Como subproduto benéfico da decisão do STF, tenderão a sobreviver as instituições realmente capacitadas e dedicadas à formação de profissionais; aquelas a que se convencionou chamar de caça-níqueis tenderão a desaparecer, sepultadas pelo ainda menor valor dos diplomas que imprimem e vendem em prestações mensais.
Por fim, como exemplo extremo de ataque a uma suposta reserva de mercado, descubro texto no site do Observatório da Imprensa, de autoria do jornalista Maurício Tuffani. A
peça é coalhada de citações, reproduções e até mesmo de expressões matemáticas - que se estendem por três estéreis parágrafos - tudo em formato reconhecidamente acadêmico. Chega a lembrar o que o psicanalista Eduardo Mascarenhas, opositor intelectual de José Guilherme Merquior, classificava de "terrorismo bibliográfico", tamanha a intenção de fazer o leitor perder-se ao acompanhar a ancoragem dos argumentos em terceiros eruditos.

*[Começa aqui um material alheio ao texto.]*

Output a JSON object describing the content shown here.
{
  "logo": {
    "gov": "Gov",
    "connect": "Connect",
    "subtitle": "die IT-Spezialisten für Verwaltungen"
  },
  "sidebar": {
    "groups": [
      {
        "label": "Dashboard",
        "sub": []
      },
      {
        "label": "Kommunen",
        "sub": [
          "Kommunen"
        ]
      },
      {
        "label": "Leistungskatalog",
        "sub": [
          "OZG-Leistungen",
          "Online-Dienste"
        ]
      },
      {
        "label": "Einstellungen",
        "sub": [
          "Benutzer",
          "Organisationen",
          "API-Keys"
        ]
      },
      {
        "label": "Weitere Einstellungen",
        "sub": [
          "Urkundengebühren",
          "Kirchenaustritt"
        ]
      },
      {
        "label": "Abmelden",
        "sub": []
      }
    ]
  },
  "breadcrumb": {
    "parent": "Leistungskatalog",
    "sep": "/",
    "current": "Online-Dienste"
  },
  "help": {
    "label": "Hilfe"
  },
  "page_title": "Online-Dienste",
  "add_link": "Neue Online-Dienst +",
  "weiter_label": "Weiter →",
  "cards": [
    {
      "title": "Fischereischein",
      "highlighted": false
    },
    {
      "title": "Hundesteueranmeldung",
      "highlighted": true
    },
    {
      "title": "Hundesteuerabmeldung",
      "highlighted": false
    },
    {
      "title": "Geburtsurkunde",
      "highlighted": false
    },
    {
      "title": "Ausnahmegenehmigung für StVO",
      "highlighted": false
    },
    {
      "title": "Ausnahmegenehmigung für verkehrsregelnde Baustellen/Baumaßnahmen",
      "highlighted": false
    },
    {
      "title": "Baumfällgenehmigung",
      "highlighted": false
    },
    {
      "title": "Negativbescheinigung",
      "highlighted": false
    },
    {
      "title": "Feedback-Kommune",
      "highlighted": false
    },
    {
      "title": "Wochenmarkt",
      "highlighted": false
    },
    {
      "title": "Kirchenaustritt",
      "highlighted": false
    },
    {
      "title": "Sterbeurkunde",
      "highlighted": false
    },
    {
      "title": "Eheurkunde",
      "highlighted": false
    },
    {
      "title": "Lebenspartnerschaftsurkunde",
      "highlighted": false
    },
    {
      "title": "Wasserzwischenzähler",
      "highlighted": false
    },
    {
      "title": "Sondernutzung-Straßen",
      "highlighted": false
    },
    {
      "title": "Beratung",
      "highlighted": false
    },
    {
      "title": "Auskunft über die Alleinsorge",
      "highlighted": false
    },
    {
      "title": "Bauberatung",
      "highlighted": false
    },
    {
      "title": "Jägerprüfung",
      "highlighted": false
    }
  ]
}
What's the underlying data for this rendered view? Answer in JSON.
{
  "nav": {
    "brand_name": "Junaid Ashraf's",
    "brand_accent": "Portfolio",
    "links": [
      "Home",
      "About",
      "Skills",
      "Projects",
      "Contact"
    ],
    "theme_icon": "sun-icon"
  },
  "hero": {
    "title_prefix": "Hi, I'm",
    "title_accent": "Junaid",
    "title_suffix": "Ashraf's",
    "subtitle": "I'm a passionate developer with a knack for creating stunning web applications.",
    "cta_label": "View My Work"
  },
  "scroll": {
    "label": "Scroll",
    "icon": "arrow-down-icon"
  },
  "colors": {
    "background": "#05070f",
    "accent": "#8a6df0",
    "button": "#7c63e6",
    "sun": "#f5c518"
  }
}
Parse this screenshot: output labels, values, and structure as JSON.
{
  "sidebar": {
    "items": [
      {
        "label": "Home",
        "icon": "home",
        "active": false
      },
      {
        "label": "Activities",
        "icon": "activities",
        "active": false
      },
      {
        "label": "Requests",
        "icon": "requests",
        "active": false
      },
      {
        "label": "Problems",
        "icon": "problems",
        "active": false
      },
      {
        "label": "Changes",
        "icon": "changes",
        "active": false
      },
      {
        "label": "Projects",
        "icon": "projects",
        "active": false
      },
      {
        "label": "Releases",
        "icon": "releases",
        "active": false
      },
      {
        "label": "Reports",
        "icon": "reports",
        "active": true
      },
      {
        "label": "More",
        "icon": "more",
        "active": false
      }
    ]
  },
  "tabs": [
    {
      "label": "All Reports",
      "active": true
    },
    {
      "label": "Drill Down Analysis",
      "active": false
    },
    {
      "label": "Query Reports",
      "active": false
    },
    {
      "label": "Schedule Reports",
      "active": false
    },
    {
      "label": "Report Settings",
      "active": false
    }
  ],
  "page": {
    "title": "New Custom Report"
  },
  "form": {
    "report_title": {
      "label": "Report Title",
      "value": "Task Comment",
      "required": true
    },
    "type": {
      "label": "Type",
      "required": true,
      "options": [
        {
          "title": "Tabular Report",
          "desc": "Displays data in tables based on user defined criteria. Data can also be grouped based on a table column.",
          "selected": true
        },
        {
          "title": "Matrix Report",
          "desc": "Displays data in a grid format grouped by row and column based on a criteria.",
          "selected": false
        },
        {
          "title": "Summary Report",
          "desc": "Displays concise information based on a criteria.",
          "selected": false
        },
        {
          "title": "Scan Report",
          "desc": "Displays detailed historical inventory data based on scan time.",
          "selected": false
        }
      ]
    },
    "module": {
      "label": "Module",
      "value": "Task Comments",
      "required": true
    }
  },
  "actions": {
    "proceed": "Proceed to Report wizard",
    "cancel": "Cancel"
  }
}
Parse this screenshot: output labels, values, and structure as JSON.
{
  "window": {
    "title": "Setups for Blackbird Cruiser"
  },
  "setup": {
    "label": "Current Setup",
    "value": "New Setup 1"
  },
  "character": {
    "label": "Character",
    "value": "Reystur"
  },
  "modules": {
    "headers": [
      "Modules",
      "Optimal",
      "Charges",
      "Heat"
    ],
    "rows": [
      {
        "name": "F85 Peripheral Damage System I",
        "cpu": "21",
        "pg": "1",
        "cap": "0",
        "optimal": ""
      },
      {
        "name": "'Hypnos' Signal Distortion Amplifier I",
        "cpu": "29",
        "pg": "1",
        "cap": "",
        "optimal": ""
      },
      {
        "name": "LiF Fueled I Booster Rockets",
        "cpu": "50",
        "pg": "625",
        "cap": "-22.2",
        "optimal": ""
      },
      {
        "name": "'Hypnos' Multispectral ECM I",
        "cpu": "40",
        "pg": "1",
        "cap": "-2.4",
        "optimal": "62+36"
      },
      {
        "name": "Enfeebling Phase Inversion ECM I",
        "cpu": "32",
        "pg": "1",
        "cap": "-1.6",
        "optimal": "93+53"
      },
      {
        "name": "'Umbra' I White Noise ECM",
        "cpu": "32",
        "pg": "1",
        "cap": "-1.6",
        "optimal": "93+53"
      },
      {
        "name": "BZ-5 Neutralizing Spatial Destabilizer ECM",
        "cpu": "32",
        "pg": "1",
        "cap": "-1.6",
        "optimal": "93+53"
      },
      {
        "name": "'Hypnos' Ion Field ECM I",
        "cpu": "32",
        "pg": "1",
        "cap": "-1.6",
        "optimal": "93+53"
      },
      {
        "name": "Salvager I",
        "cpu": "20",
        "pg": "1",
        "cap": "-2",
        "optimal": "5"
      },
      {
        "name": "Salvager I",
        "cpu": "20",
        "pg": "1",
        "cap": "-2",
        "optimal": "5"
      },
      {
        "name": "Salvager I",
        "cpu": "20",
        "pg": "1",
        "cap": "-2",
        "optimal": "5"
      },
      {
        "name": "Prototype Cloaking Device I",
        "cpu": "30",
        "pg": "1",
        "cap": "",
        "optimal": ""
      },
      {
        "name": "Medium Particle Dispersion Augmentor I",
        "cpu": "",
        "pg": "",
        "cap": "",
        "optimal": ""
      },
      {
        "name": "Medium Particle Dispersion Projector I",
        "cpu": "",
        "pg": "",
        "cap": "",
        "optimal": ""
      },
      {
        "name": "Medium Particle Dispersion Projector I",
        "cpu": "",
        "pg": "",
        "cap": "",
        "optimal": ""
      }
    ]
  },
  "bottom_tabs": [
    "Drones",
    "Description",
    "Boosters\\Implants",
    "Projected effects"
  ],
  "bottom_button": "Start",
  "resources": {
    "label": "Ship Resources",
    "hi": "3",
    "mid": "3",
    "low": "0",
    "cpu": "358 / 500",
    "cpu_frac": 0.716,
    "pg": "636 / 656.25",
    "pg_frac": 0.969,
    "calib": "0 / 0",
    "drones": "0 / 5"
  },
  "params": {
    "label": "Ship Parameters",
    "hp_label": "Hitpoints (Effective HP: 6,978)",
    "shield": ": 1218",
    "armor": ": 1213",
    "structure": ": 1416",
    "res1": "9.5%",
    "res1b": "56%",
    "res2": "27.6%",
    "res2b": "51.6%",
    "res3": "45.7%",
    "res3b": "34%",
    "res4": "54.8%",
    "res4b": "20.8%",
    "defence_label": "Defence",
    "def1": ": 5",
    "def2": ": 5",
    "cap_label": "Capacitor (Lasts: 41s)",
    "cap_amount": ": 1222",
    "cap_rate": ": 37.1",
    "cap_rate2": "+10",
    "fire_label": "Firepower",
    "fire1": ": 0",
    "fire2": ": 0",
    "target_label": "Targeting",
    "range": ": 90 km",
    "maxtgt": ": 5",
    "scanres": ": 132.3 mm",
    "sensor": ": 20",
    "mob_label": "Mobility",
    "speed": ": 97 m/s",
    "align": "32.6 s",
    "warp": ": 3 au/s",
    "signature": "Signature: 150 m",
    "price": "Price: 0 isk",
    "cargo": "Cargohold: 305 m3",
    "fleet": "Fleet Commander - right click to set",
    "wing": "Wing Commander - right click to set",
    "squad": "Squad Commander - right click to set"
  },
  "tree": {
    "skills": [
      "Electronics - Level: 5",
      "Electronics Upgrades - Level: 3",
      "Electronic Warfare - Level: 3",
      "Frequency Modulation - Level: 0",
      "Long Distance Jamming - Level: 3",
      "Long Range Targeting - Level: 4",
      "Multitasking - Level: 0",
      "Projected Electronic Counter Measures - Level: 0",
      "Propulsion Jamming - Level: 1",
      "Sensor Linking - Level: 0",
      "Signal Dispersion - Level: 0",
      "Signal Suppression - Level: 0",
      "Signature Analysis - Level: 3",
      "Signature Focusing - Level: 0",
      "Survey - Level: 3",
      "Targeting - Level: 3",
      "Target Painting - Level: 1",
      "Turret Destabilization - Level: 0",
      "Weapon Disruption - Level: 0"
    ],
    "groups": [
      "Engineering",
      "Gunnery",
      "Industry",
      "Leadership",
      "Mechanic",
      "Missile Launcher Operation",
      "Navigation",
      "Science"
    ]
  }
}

Vertendo para a forma textual minha resposta à Lógica Proposicional de Primeira Ordem empregada por Tuffani para desqualificar por completo a necessidade de diploma para o exercício da profissão de jornalista, e igualmente empregando aquela lógica, me restou concluir, em resposta ao autor, que:
- favelas consistem de uma enormidade de edificações erguidas em encostas de substrato rochoso, de configurações topográficas e geológicas de contorno sabidamente não trivial;
- as ditas edificações, como também se sabe, são erigidas por pedreiros, carpinteiros, mestres de obra e assemelhados;
- logo, não é necessário que alguém seja diplomado em Engenharia Civil para construir, com sucesso, casas em encostas de formação geológica rochosa, quod erat demonstrandum.
Mas prefiro me alinhar com o professor de Legislação e Ética no curso de Jornalismo da Univali (SC), doutorando em Jornalismo na USP e Assessor de Comunicação do Ministério Público da Federal, Rogério Christofoletti, quando ele
diz que:
"Dispensar o diploma hoje é como rasgar o documento do obstetra e reconvocar a parteira em seu lugar. Ela pode ser hábil, atenciosa e certeira, mas não teve acesso aos conhecimentos do médico, não dispõe das mesmas condições de operação e expõe as gestantes a riscos maiores. Tempos atrás, quase não havia obstetras, e sempre se recorria às parteiras. Mas o tempo passou, e jogar o diploma do médico no lixo é voltar atrás, permitir-se involuir".